Great Plains Quarterly

Volume

28

Issue

2

First Page

105

Last Page

133

Abstract

Oh, give me a home where the buffalo roam,
Where the deer and the antelope play,
Where seldom is heard a discouraging word
And the skies are not cloudy all day.1

These lyrics capture a yearning for a place to call home. But what landscape is associated with this longing? For people living near the coasts or mountains of America, it must be hard to imagine longing for a "home on the plains"-but many Americans have had, and still have, a home on the Plains. The stereotypical American image of the Plains is flatness, austerity, emptiness. Not all would consider this an ideal landscape for home. So how did the people who settled on the Plains "view" this landscape? What did they see? How did this land come to be recognized as that of home?
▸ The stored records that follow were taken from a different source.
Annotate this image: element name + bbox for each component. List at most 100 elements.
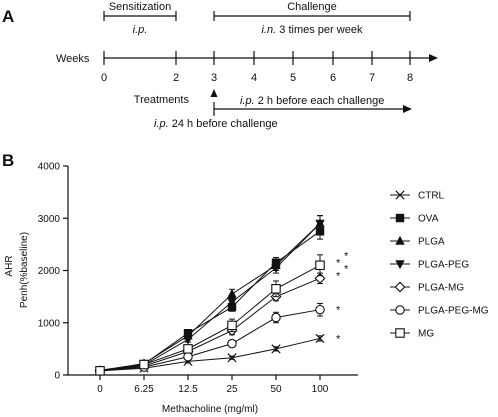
point-marker bbox=[271, 312, 281, 323]
point-marker bbox=[315, 333, 325, 344]
significance-marker-plga-peg-mg: * bbox=[336, 305, 341, 317]
point-marker bbox=[139, 359, 149, 370]
legend-item-plga-mg: PLGA-MG bbox=[390, 281, 464, 294]
significance-marker-mg: * bbox=[336, 257, 341, 269]
chart-legend: CTRL OVA PLGA PLGA-PEG PLGA-MG PLGA-PEG-MG MG bbox=[390, 190, 489, 340]
legend-item-mg: MG bbox=[390, 328, 434, 340]
y-tick-label: 3000 bbox=[38, 214, 61, 225]
panel-b: B AHR Penh(%baseline) Methacholine (mg/m… bbox=[2, 151, 489, 415]
challenge-description: i.n. 3 times per week bbox=[262, 24, 363, 36]
weeks-axis-arrowhead bbox=[429, 54, 438, 62]
point-marker bbox=[183, 351, 193, 362]
legend-item-ova: OVA bbox=[390, 214, 439, 225]
legend-label: OVA bbox=[418, 214, 439, 225]
point-marker bbox=[315, 304, 325, 315]
point-marker bbox=[395, 328, 405, 338]
point-marker bbox=[394, 281, 406, 293]
significance-marker-plga-mg: * bbox=[344, 263, 349, 275]
legend-item-plga-peg-mg: PLGA-PEG-MG bbox=[390, 305, 489, 317]
y-tick-label: 4000 bbox=[38, 162, 61, 173]
legend-label: PLGA-PEG-MG bbox=[418, 306, 489, 317]
panel-b-label: B bbox=[2, 151, 14, 170]
weeks-label: Weeks bbox=[56, 53, 90, 65]
challenge-title: Challenge bbox=[287, 1, 337, 13]
legend-item-ctrl: CTRL bbox=[390, 190, 445, 202]
point-marker bbox=[315, 260, 325, 271]
y-tick-label: 0 bbox=[54, 371, 60, 382]
legend-label: MG bbox=[418, 329, 434, 340]
point-marker-stroke bbox=[227, 353, 237, 363]
treatment-pre-route: i.p. bbox=[154, 118, 169, 130]
point-marker bbox=[315, 219, 325, 229]
x-tick-label: 6.25 bbox=[134, 384, 154, 395]
panel-a: A Sensitization i.p. Challenge i.n. 3 ti… bbox=[2, 1, 438, 130]
point-marker bbox=[227, 288, 237, 298]
legend-item-plga-peg: PLGA-PEG bbox=[390, 260, 469, 271]
series-line bbox=[99, 337, 321, 372]
week-tick-label: 7 bbox=[369, 72, 375, 84]
week-ticks: 0 2 3 4 5 6 7 8 bbox=[101, 51, 413, 84]
week-tick-label: 4 bbox=[251, 72, 257, 84]
legend-label: CTRL bbox=[418, 191, 445, 202]
point-marker bbox=[227, 298, 237, 308]
series-plga-peg-mg bbox=[95, 302, 325, 376]
series-line bbox=[99, 309, 321, 372]
point-marker bbox=[395, 305, 405, 315]
chart-plot-area: ****** bbox=[94, 215, 349, 377]
treatment-period-arrowhead bbox=[403, 105, 412, 113]
chart-axes: 0 1000 2000 3000 4000 0 6.25 12.5 25 50 100 bbox=[38, 162, 358, 395]
sensitization-route: i.p. bbox=[133, 24, 148, 36]
y-axis-label: Penh(%baseline) bbox=[19, 232, 30, 308]
point-marker bbox=[227, 302, 237, 312]
x-tick-label: 12.5 bbox=[178, 384, 198, 395]
point-marker bbox=[227, 338, 237, 349]
point-marker bbox=[395, 190, 405, 200]
treatment-pointer-arrowhead bbox=[210, 89, 218, 97]
week-tick-label: 2 bbox=[173, 72, 179, 84]
legend-label: PLGA-PEG bbox=[418, 260, 469, 271]
point-marker bbox=[395, 260, 405, 270]
challenge-schedule: 3 times per week bbox=[279, 24, 363, 36]
legend-item-plga: PLGA bbox=[390, 235, 445, 248]
x-tick-label: 100 bbox=[312, 384, 329, 395]
y-axis-title: AHR bbox=[4, 255, 15, 276]
x-axis-label: Methacholine (mg/ml) bbox=[162, 404, 258, 415]
point-marker bbox=[271, 264, 281, 274]
point-marker bbox=[183, 344, 193, 354]
significance-marker-ctrl: * bbox=[336, 333, 341, 345]
series-line bbox=[99, 223, 321, 372]
x-tick-label: 25 bbox=[226, 384, 238, 395]
series-mg bbox=[95, 254, 325, 376]
series-ctrl bbox=[95, 333, 325, 376]
panel-a-label: A bbox=[2, 7, 14, 26]
treatment-pre: i.p. 24 h before challenge bbox=[154, 118, 278, 130]
series-plga-mg bbox=[94, 272, 326, 377]
point-marker bbox=[395, 213, 405, 223]
x-tick-label: 50 bbox=[270, 384, 282, 395]
series-ova bbox=[95, 222, 325, 375]
series-plga-peg bbox=[95, 215, 325, 376]
week-tick-label: 5 bbox=[290, 72, 296, 84]
y-tick-label: 2000 bbox=[38, 266, 61, 277]
week-tick-label: 3 bbox=[211, 72, 217, 84]
significance-marker-mg: * bbox=[344, 250, 349, 262]
series-line bbox=[99, 230, 321, 371]
sensitization-title: Sensitization bbox=[109, 1, 171, 13]
week-tick-label: 6 bbox=[330, 72, 336, 84]
point-marker bbox=[395, 235, 405, 245]
treatment-before-challenge: i.p. 2 h before each challenge bbox=[240, 95, 384, 107]
point-marker bbox=[227, 353, 237, 363]
point-marker bbox=[271, 284, 281, 294]
point-marker-stroke bbox=[395, 190, 405, 200]
treatment-before-challenge-text: 2 h before each challenge bbox=[258, 95, 385, 107]
challenge-route: i.n. bbox=[262, 24, 277, 36]
legend-label: PLGA bbox=[418, 237, 445, 248]
series-line bbox=[99, 223, 321, 372]
treatments-label: Treatments bbox=[134, 94, 190, 106]
point-marker-stroke bbox=[271, 344, 281, 354]
y-tick-label: 1000 bbox=[38, 318, 61, 329]
treatment-before-challenge-route: i.p. bbox=[240, 95, 255, 107]
x-tick-label: 0 bbox=[97, 384, 103, 395]
significance-marker-plga-mg: * bbox=[336, 270, 341, 282]
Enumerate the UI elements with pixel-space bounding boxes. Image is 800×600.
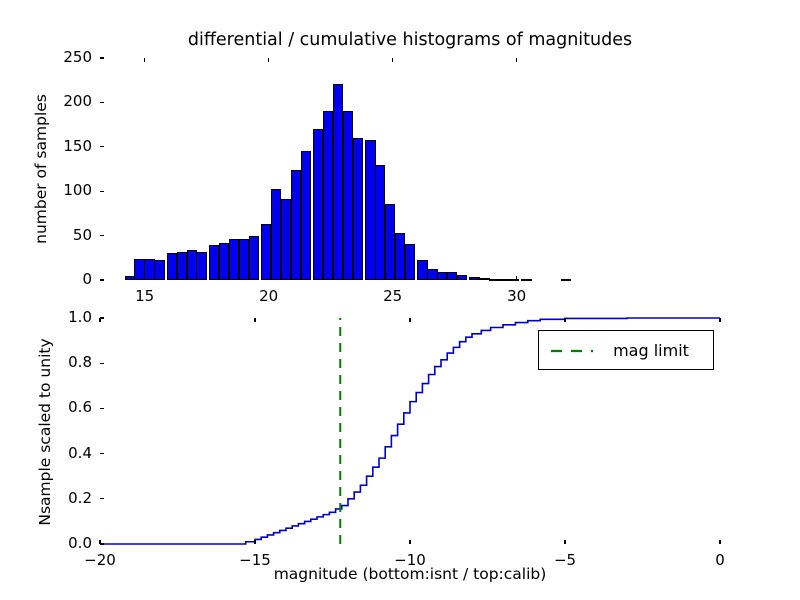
histogram-bar bbox=[280, 199, 292, 280]
x-tick-mark bbox=[144, 58, 146, 62]
y-tick-mark bbox=[100, 190, 104, 192]
y-tick-mark bbox=[100, 362, 104, 364]
x-tick-label: −5 bbox=[553, 551, 577, 569]
y-tick-label: 0.4 bbox=[68, 443, 92, 462]
y-tick-label: 50 bbox=[72, 225, 92, 244]
histogram-bar bbox=[208, 245, 220, 280]
histogram-bar bbox=[352, 137, 364, 280]
histogram-bar bbox=[270, 189, 282, 280]
histogram-bar bbox=[375, 164, 386, 280]
histogram-bar bbox=[342, 111, 354, 280]
histogram-bar bbox=[248, 235, 259, 280]
histogram-bar bbox=[186, 249, 197, 280]
y-tick-mark bbox=[100, 453, 104, 455]
histogram-bar bbox=[260, 224, 272, 280]
x-tick-mark bbox=[409, 540, 411, 544]
y-tick-label: 0.6 bbox=[68, 398, 92, 417]
x-tick-label: −20 bbox=[84, 551, 116, 569]
histogram-bar bbox=[499, 279, 510, 282]
y-tick-label: 200 bbox=[63, 92, 92, 111]
x-tick-label: 0 bbox=[715, 551, 725, 569]
y-tick-label: 0 bbox=[82, 270, 92, 288]
y-tick-mark bbox=[100, 279, 104, 281]
histogram-bar bbox=[427, 269, 438, 280]
histogram-bar bbox=[196, 252, 207, 280]
histogram-bar bbox=[489, 279, 500, 282]
histogram-bar bbox=[508, 279, 520, 282]
green-dashed-line-icon bbox=[549, 343, 595, 357]
y-tick-mark bbox=[100, 498, 104, 500]
x-tick-mark bbox=[719, 540, 721, 544]
x-tick-mark bbox=[268, 58, 270, 62]
x-tick-mark bbox=[254, 318, 256, 322]
histogram-bar bbox=[417, 259, 428, 280]
histogram-bar bbox=[521, 279, 532, 282]
histogram-bar bbox=[154, 259, 165, 280]
page-title: differential / cumulative histograms of … bbox=[187, 30, 633, 50]
histogram-bar bbox=[290, 169, 302, 280]
y-tick-mark bbox=[100, 235, 104, 237]
x-tick-mark bbox=[392, 58, 394, 62]
histogram-bar bbox=[176, 252, 188, 280]
x-tick-mark bbox=[516, 58, 518, 62]
x-tick-label: 15 bbox=[135, 287, 155, 305]
y-tick-label: 100 bbox=[63, 181, 92, 200]
histogram-bar bbox=[469, 277, 480, 280]
y-tick-mark bbox=[100, 57, 104, 59]
histogram-bar bbox=[313, 129, 324, 280]
histogram-bar bbox=[404, 244, 416, 280]
x-tick-mark bbox=[564, 540, 566, 544]
y-tick-label: 0.2 bbox=[68, 488, 92, 507]
x-tick-label: 20 bbox=[259, 287, 279, 305]
x-tick-mark bbox=[564, 318, 566, 322]
legend-label-mag-limit: mag limit bbox=[613, 340, 689, 360]
histogram-bar bbox=[365, 139, 376, 280]
shared-xlabel: magnitude (bottom:isnt / top:calib) bbox=[273, 565, 547, 583]
x-tick-mark bbox=[516, 276, 518, 280]
histogram-bar bbox=[384, 203, 396, 280]
x-tick-label: −15 bbox=[239, 551, 271, 569]
x-tick-label: 25 bbox=[383, 287, 403, 305]
x-tick-label: 30 bbox=[507, 287, 527, 305]
x-tick-mark bbox=[719, 318, 721, 322]
y-tick-label: 0.8 bbox=[68, 353, 92, 372]
y-tick-mark bbox=[100, 146, 104, 148]
y-tick-mark bbox=[100, 101, 104, 103]
x-tick-mark bbox=[409, 318, 411, 322]
y-tick-label: 250 bbox=[63, 48, 92, 66]
x-tick-mark bbox=[254, 540, 256, 544]
legend: mag limit bbox=[538, 330, 714, 370]
histogram-bar bbox=[218, 242, 230, 280]
histogram-bar bbox=[124, 275, 135, 280]
histogram-bar bbox=[238, 239, 250, 280]
cumulative-curve bbox=[100, 317, 720, 545]
histogram-bar bbox=[394, 232, 406, 280]
histogram-bar bbox=[446, 272, 458, 280]
y-tick-mark bbox=[100, 543, 104, 545]
y-tick-mark bbox=[100, 317, 104, 319]
y-tick-mark bbox=[100, 407, 104, 409]
histogram-bar bbox=[479, 278, 490, 281]
histogram-bar bbox=[134, 258, 145, 280]
histogram-bar bbox=[561, 279, 572, 282]
histogram-bar bbox=[228, 239, 240, 280]
histogram-bar bbox=[456, 274, 468, 280]
x-tick-mark bbox=[99, 318, 101, 322]
histogram-bar bbox=[322, 111, 334, 280]
histogram-bar bbox=[144, 258, 155, 280]
histogram-bar bbox=[437, 272, 448, 280]
x-tick-mark bbox=[99, 540, 101, 544]
y-tick-label: 1.0 bbox=[68, 308, 92, 326]
histogram-bar bbox=[332, 83, 344, 280]
y-tick-label: 150 bbox=[63, 136, 92, 155]
y-tick-label: 0.0 bbox=[68, 534, 92, 552]
histogram-bar bbox=[300, 151, 312, 280]
x-tick-label: −10 bbox=[394, 551, 426, 569]
histogram-bar bbox=[166, 253, 178, 280]
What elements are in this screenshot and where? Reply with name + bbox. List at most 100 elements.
In Walter Prescott Webb's The Great Plains (1931), Webb argues that when the Plains settlers had to adapt to their new environment, "they were compelled to make a radical readjustment in their way of life."2

In particular, Webb focused on the "treeless, flat, and semiaridity" of the Plains and the key developments of railroads, barbed wire, windmills, and improved farm machinery and methods.3 But another technology was key to the transformation of the Plains: photography. I argue that photography was central to Plains settlers' "radically readjusting" to living on the Plains and conceptually recognizing the Plains as home.